In 2025, the Pixel 10 series launched on the Tensor G5 with Nano powering Magic Cue, Voice Translate, and Pro Res Zoom, plus on-device portions of the photo-to-video feature in the Gemini app. The Pixel Watch 4 added Raise to Talk, and Pixel Buds 2a added on-device message summaries. The 2026 Android Developers Blog post announcing Gemma 4 in the AICore Developer Preview noted that Gemma 4 was the foundation for the next Gemini Nano generation, called "Gemini Nano 4," and that AICore-targeted Gemma 4 code would run automatically on Nano 4 devices later in 2026. Chrome's built-in AI APIs moved from a developer preview to broader availability through Chrome 137 and 138 in 2025, with the Prompt API exposing Nano through a stable LanguageModel JavaScript object on Windows, macOS, Linux, and ChromeOS.
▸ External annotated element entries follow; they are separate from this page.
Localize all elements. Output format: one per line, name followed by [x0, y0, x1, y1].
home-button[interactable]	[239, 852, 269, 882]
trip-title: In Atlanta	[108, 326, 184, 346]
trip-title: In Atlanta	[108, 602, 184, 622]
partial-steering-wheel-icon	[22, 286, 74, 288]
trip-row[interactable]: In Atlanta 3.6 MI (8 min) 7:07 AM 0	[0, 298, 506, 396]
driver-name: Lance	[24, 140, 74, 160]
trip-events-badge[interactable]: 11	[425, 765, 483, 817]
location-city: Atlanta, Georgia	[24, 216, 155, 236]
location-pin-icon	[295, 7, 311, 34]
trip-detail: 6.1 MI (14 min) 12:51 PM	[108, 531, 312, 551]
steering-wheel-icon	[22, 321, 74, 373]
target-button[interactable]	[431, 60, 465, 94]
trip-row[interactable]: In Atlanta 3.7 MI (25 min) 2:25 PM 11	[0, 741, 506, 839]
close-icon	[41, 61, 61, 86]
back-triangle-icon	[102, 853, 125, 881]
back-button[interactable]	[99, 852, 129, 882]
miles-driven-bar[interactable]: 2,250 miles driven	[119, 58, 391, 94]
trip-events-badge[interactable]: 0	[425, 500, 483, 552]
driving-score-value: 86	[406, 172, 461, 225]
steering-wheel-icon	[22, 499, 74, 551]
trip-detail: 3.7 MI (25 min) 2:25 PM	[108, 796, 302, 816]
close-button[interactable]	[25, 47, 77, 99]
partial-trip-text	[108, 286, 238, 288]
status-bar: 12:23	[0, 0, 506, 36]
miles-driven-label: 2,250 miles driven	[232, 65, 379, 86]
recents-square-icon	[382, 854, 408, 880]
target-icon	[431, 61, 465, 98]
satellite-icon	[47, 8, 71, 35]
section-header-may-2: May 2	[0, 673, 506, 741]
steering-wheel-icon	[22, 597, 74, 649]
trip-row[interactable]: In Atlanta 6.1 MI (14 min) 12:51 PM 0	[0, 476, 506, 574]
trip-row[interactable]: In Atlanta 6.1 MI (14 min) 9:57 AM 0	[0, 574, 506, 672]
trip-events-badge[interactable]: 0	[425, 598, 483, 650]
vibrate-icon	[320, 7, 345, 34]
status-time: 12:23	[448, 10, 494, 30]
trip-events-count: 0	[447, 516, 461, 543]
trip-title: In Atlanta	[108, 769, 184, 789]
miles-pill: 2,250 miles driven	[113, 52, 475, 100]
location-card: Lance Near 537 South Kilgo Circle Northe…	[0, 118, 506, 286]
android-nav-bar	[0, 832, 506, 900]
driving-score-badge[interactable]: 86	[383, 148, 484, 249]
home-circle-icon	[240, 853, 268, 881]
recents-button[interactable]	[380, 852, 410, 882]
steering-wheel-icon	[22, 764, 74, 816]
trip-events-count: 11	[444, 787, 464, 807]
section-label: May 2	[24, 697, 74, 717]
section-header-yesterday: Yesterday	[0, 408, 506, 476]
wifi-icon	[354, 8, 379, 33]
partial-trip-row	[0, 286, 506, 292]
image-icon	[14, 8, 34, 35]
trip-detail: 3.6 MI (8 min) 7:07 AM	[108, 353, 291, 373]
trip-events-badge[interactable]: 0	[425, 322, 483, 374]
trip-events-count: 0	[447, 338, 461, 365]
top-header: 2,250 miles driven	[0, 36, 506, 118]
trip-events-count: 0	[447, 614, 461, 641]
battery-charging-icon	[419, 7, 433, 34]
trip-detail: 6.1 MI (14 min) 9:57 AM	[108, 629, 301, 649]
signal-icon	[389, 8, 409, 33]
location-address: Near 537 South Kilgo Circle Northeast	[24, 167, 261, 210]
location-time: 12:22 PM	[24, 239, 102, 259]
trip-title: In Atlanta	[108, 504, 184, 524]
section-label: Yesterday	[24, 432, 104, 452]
Gemini Nano is the on-device anchor of Google's AI strategy. The cloud-served Pro, Flash, and Ultra models compete directly with OpenAI's GPT line and Anthropic's Claude in the API and chatbot markets, but Nano competes in a different fight: which AI assistant is built into the operating system a user picks up first thing in the morning. By shipping Nano on Pixel, partner Android phones, Wear OS watches, Pixel Buds, and desktop Chrome, Google offers a system-level AI layer no pure API vendor can match.
Nano is also the most direct counterweight to Apple Intelligence. Both companies have settled on a similar pattern: a small on-device model for fast, private operations and a larger cloud model for harder work. The differences between them, on hardware, on disclosure, and on third-party integration, will shape how the phone industry thinks about AI for years.
For developers, Nano expands the surface area of generative AI. A prompt through the AI Edge SDK costs nothing per call, runs offline, and keeps user data on the device, which makes it attractive for features hard to justify with a cloud API: real-time keyboard help, sensitive document summaries, accessibility tools, and long-running background work. The trade-off is that the model is smaller, the API is gated to specific devices and chipsets, and Google sets the rules for what runs through AICore. Nano shifts some on-device AI design decisions from app developers to the platform vendor, much as camera pipelines and notification systems have done on smartphones. Generative AI is moving from a service users go to into a feature ambient in the phone, the watch, and the browser, and Gemini Nano is one of the clearest early examples of that shift in production.